Reverse-Engineering Claude: Opus 4.6 Likely Has Around 100B Active Parameters

The researcher behind the Substack handle 'unexcitedneurons' has spent time doing something Anthropic won't: counting. Using token throughput data pulled from OpenRouter, they've published a reverse-engineering estimate of how many parameters actually activate when Claude Opus 4.5 and Opus 4.6 generate text.

The method exploits a basic property of Mixture-of-Experts inference. During decoding, generation speed on fixed hardware is bottlenecked by active parameter count, not total model size. Run a few open-weight Chinese MoE models with known architectures on the same infrastructure, measure tokens per second, and you can back out the effective memory bandwidth of the serving cluster. The author does this for three models on Google Vertex AI — DeepSeek V3.1 at 37.5B active parameters, GLM-4.7 at 33.6B, and Kimi K2 Thinking at 32.9B — and lands on a consistent bandwidth window of roughly 4.0–4.5 TB/s.

Apply that window to Opus 4.6's observed 43 tokens per second on Vertex, and the active parameter count comes out at 93–105B under FP8 quantization. Under a mixed FP8/FP4 setup similar to Kimi K2's quantization-aware training, the range climbs to 127–154B. For total parameters, the most defensible assumption is DeepSeek-style 8-of-256 expert routing, which puts both Opus 4.5 and 4.6 somewhere between 1.5T and 2T.

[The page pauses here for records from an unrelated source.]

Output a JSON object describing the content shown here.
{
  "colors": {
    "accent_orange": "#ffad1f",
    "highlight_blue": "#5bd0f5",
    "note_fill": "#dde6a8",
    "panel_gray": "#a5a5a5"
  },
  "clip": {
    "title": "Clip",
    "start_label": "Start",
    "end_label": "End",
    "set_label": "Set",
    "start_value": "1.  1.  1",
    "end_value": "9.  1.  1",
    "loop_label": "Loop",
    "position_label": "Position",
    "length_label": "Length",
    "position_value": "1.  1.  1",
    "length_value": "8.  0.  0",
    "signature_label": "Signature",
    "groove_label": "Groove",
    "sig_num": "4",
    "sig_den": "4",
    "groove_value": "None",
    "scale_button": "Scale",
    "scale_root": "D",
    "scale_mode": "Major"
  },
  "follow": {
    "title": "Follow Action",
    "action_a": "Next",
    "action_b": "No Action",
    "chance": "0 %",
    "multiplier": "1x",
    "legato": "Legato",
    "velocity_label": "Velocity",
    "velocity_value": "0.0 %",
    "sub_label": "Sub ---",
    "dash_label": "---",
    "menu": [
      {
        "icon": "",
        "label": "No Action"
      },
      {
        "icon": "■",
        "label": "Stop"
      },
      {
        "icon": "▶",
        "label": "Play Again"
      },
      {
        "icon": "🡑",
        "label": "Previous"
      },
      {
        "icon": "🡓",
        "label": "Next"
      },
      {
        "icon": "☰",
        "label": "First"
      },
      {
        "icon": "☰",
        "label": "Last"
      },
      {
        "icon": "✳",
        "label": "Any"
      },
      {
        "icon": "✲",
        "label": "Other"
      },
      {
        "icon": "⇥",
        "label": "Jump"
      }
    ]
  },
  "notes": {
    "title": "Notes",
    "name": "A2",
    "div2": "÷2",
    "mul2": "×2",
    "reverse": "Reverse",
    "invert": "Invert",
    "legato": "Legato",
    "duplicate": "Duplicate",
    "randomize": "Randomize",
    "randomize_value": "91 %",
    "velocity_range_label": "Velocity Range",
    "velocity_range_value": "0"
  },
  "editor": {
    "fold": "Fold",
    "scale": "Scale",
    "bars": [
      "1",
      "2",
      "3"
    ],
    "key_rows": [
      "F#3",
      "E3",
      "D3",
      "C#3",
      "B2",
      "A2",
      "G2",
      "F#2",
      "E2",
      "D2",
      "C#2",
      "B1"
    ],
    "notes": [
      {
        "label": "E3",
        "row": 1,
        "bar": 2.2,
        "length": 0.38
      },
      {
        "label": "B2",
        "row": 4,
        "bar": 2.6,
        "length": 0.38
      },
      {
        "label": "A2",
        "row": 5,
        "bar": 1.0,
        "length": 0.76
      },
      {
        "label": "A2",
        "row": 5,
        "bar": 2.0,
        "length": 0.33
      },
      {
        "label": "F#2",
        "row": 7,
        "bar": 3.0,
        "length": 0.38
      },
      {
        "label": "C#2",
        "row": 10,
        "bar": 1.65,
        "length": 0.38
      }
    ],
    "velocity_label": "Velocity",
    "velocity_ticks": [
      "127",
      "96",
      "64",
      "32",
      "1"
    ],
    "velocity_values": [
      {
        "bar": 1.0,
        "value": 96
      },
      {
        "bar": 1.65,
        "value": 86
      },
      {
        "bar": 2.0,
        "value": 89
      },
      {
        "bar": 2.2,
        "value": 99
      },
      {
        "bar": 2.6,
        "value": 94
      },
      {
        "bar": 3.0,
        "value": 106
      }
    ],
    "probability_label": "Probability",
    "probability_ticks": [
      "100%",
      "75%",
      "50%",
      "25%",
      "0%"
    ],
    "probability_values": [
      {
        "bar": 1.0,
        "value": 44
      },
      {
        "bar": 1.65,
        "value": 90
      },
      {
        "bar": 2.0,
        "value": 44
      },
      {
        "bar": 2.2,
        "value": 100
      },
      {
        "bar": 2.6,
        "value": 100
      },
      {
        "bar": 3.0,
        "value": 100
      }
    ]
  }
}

That's a large model — roughly three times the size of the leading Chinese MoE systems. But it's nowhere near the 10-trillion-plus figures that circulate on AI forums. The physics of how fast the model responds places hard constraints on how large the active path can be, and this analysis doesn't leave much room for the more dramatic speculation.

The sharpest claim concerns Opus 4.5. At around 40 TPS on Vertex, it sits far closer to Sonnet 4.5 at ~41 TPS than to Opus 4.1 at ~24 TPS. Combined with the API pricing ratios, the researcher argues Opus 4.5 is a distilled Sonnet-class model repositioned under the Opus brand — not a meaningful architectural upgrade. Whether that reads as a pointed critique of Anthropic's product strategy or simply an observation about naming conventions probably depends on what you were paying for it.

For teams running agent pipelines at scale, the practical implication is narrower. If these estimates are in the right ballpark, Opus 4.6's advantage over Chinese MoE models comes from training quality and architectural decisions, not from being dramatically larger. The raw parameter gap is real, but it doesn't explain the capability gap on its own.